Le mercredi, Elisabetta vient à Mae Sot pour son boulot, elle me propose d’aller voir deux patients avec elle, je suis ravie de sortir un peu. On est accompagné de Totor, le pendant d’Aunghtoo ici à Mae Sot. Le premier patient vit chez ses parents, c’est un jeune Karen birman de 25 ans qui a été accusé à tort du meurtre d’une jeune fille, le vrai coupable ayant eu suffisamment d’argent pour avoir été innocenté, comme souvent… Il a été emprisonné au Myanmar, il y a 5 ans, il a maintenant des permissions de rentrer chez ses parents de temps en temps. Il a été frappé en détention, je peux le sentir à sa façon de tressaillir quand je le touche, et pourtant, j’y vais tout doucement et je demande à chaque fois à Totor d’expliquer ce que je vais faire, je sais que les gens battus ont des défenses qu’ils ne peuvent pas empêcher. Il se plaint de douleur de dos mais il a de telles contractures que ce n’est pas étonnant. Il n’arrive pas à travailler parce qu’il a trop mal que ce soit assis ou debout. Il n’a plus d’abdos et il a des courbures vertébrales qui ne sont pas normales. Je pense qu’il est traumatisé physiquement et psychologiquement et qu’il aurait besoin d’une aide plus grande pour parvenir à vivre normalement. Elisabetta va se renseigner, elle connaît une Karen psychologue qui pourrait peut-être intervenir et je suggère qu’il accepte de se faire masser pour parvenir à détendre ses muscles, en espérant que celui ou celle qui le fera sera délicat(e).
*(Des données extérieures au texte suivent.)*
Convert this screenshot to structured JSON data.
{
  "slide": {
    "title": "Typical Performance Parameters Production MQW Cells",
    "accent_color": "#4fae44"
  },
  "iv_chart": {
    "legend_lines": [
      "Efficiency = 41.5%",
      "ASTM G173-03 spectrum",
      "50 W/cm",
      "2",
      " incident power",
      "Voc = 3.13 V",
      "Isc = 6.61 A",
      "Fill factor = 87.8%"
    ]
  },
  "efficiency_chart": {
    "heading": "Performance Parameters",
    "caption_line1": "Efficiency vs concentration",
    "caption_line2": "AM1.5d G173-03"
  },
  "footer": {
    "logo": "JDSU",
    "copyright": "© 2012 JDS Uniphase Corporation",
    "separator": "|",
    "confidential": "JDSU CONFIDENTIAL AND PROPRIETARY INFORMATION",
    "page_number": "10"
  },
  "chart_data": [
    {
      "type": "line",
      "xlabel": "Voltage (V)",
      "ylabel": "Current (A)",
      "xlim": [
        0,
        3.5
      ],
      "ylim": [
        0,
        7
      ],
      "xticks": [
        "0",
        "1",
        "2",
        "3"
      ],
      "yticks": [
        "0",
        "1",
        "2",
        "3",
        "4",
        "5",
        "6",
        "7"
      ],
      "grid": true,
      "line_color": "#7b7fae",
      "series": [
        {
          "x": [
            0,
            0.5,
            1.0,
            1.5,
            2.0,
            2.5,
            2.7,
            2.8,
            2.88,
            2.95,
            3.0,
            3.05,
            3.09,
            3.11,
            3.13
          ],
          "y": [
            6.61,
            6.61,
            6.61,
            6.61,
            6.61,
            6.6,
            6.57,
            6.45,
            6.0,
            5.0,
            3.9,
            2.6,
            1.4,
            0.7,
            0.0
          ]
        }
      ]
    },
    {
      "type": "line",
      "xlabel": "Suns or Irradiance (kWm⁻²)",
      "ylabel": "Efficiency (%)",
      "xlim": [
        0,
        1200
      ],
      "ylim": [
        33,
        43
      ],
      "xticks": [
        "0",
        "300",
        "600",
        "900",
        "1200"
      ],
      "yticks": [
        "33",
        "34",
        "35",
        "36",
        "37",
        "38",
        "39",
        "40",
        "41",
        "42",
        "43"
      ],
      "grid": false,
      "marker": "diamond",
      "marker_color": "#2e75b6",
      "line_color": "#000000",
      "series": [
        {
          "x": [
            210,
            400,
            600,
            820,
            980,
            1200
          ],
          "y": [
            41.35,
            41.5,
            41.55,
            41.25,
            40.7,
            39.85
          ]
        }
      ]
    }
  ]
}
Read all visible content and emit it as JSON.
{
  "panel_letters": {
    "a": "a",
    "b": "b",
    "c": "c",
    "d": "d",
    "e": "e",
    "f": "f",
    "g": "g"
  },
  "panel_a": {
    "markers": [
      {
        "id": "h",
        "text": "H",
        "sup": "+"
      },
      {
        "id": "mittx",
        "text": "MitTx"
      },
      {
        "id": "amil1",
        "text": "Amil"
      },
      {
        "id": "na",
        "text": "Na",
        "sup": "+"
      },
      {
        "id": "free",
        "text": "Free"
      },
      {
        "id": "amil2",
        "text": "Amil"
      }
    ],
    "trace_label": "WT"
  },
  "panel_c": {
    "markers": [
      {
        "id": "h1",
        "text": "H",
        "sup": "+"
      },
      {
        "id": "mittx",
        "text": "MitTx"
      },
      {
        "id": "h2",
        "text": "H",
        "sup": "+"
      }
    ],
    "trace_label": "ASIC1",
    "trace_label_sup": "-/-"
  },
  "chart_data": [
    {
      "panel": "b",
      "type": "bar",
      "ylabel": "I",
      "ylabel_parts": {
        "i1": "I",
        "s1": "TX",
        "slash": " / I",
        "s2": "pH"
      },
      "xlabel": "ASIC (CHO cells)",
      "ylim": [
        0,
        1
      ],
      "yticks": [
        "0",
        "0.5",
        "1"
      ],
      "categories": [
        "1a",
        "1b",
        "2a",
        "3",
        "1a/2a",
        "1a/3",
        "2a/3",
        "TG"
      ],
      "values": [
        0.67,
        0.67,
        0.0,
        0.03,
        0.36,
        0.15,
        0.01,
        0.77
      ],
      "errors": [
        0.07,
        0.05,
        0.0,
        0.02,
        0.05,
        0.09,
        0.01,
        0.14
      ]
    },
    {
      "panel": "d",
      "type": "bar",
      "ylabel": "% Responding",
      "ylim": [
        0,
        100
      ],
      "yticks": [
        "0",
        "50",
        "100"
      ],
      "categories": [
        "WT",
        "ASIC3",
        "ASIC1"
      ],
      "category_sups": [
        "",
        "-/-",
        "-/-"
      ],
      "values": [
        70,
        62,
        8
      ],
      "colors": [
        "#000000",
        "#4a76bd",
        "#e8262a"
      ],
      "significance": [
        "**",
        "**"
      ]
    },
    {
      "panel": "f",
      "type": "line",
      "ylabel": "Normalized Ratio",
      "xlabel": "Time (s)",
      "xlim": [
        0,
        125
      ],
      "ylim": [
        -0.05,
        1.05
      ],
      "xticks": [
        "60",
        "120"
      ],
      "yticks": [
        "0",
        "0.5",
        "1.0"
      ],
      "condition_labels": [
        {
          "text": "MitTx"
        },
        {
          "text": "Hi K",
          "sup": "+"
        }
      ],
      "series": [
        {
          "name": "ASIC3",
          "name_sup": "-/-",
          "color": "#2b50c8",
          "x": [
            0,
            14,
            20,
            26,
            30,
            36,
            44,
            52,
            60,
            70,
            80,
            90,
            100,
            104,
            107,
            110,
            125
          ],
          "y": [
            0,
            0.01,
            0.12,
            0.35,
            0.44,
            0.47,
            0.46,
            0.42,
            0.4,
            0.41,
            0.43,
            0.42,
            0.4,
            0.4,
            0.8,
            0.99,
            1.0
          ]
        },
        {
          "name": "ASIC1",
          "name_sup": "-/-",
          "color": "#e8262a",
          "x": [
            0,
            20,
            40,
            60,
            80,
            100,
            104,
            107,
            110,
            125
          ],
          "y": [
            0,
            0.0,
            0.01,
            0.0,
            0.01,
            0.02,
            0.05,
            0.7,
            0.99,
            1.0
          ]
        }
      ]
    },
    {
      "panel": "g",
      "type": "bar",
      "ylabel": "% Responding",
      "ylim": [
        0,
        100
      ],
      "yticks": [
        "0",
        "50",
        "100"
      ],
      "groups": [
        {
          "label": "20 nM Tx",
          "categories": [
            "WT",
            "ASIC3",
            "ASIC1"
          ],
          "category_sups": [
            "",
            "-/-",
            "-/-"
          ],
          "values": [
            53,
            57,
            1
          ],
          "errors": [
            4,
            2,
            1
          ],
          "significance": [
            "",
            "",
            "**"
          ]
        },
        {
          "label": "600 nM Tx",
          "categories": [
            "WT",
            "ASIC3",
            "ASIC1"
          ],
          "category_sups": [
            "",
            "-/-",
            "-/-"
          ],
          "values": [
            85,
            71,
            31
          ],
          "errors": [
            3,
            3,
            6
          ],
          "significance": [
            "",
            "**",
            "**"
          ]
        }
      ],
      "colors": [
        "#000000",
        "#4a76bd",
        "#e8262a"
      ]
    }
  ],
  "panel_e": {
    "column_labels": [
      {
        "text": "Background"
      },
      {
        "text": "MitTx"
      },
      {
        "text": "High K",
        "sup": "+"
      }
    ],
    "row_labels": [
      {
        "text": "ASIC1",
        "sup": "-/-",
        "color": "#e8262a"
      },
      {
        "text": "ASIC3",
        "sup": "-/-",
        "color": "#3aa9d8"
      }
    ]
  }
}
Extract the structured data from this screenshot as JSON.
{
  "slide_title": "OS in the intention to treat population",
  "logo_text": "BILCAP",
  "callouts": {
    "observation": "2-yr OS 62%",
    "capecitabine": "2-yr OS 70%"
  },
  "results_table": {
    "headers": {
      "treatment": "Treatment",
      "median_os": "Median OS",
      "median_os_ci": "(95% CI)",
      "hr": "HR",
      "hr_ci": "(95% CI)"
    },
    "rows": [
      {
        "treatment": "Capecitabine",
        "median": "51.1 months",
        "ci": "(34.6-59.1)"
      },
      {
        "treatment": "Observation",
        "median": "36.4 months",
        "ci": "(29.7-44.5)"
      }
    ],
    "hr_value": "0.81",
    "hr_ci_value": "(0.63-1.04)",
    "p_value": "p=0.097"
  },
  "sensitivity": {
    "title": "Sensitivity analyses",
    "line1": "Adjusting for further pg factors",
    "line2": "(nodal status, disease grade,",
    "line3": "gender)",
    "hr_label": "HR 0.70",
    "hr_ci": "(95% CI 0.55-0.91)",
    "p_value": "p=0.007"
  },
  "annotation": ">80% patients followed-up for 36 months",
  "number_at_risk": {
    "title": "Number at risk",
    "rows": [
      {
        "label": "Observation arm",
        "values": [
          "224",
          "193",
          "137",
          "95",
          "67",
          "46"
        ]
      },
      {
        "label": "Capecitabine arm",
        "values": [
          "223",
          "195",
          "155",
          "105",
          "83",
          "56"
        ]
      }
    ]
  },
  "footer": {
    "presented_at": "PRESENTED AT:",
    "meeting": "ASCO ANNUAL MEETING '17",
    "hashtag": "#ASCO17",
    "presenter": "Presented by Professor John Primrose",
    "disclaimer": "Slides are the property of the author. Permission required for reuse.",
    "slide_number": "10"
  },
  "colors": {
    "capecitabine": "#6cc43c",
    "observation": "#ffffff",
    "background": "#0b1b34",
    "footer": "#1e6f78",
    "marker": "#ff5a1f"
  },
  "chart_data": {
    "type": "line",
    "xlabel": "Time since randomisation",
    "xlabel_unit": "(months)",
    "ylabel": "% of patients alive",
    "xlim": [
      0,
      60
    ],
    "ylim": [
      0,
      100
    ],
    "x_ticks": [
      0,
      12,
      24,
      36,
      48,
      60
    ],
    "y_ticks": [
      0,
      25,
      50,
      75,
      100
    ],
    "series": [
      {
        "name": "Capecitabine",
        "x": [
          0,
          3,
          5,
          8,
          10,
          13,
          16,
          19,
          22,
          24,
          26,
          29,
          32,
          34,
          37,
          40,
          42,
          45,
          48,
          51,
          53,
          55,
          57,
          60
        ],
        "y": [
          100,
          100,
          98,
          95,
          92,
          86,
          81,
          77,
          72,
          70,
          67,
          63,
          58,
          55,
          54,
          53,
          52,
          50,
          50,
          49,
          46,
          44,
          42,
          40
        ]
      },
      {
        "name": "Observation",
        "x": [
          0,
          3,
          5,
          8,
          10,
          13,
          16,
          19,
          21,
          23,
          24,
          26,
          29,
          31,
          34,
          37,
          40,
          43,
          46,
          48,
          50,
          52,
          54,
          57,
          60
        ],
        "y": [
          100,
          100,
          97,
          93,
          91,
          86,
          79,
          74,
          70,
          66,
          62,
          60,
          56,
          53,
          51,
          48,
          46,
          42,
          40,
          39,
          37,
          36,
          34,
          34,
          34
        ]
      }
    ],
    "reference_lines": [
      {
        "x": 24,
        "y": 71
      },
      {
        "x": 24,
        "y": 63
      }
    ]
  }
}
C’est une famille qui élève des chèvres et ça sent très fort sur tout le terrain, c’est la première fois que l’odeur des animaux me dérange…j’aurai bien aimé avoir perdu l’odorat avec le covid 😜.

Le deuxième patient, un jeune de 25 ans aussi, est tombé d’un arbre assez haut il y a 4 mois. Il est paraplégique et a des escarres comme je n’en ai jamais vu. Je regarde simplement Elisabetta le soigner, je ne suis d’aucune utilité dans un cas pareil. Je suggère juste de lui faire passer une radio (il n’en a jamais eu) pour savoir quel étage est atteint et à quel point c’est important, pour savoir s’il y a un espoir qu’il récupère quelque chose. Malheureusement, il n’y a pas de soins gratuits comme chez nous, si ça avait été le cas, il aurait sûrement été opéré tout de suite, aurait fait de la rééducation et aurait peut-être eu une chance d’avoir une vie plus « normale ». Là, je ne pense pas qu’il progressera beaucoup et il a deux enfants en bas âge… Elisabetta lui a fait passer une radio le lendemain, on devine la fracture mais ce n’est pas facile de faire un diagnostique avec ça 😩.

Pour finir cette journée, on va dîner chez une amie Karen d’Elisabetta qui tient une pizzeria (qui n’est pas très bonne 😬) et on y rencontre une de ses amies, une canadienne qui est responsable d’une association qui lutte contre l’alcoolisme, la drogue et les violences dans les camps de réfugiés birmans. J’apprends beaucoup de choses auprès de tous ces gens qui ont des vies complètement dédiées aux autres.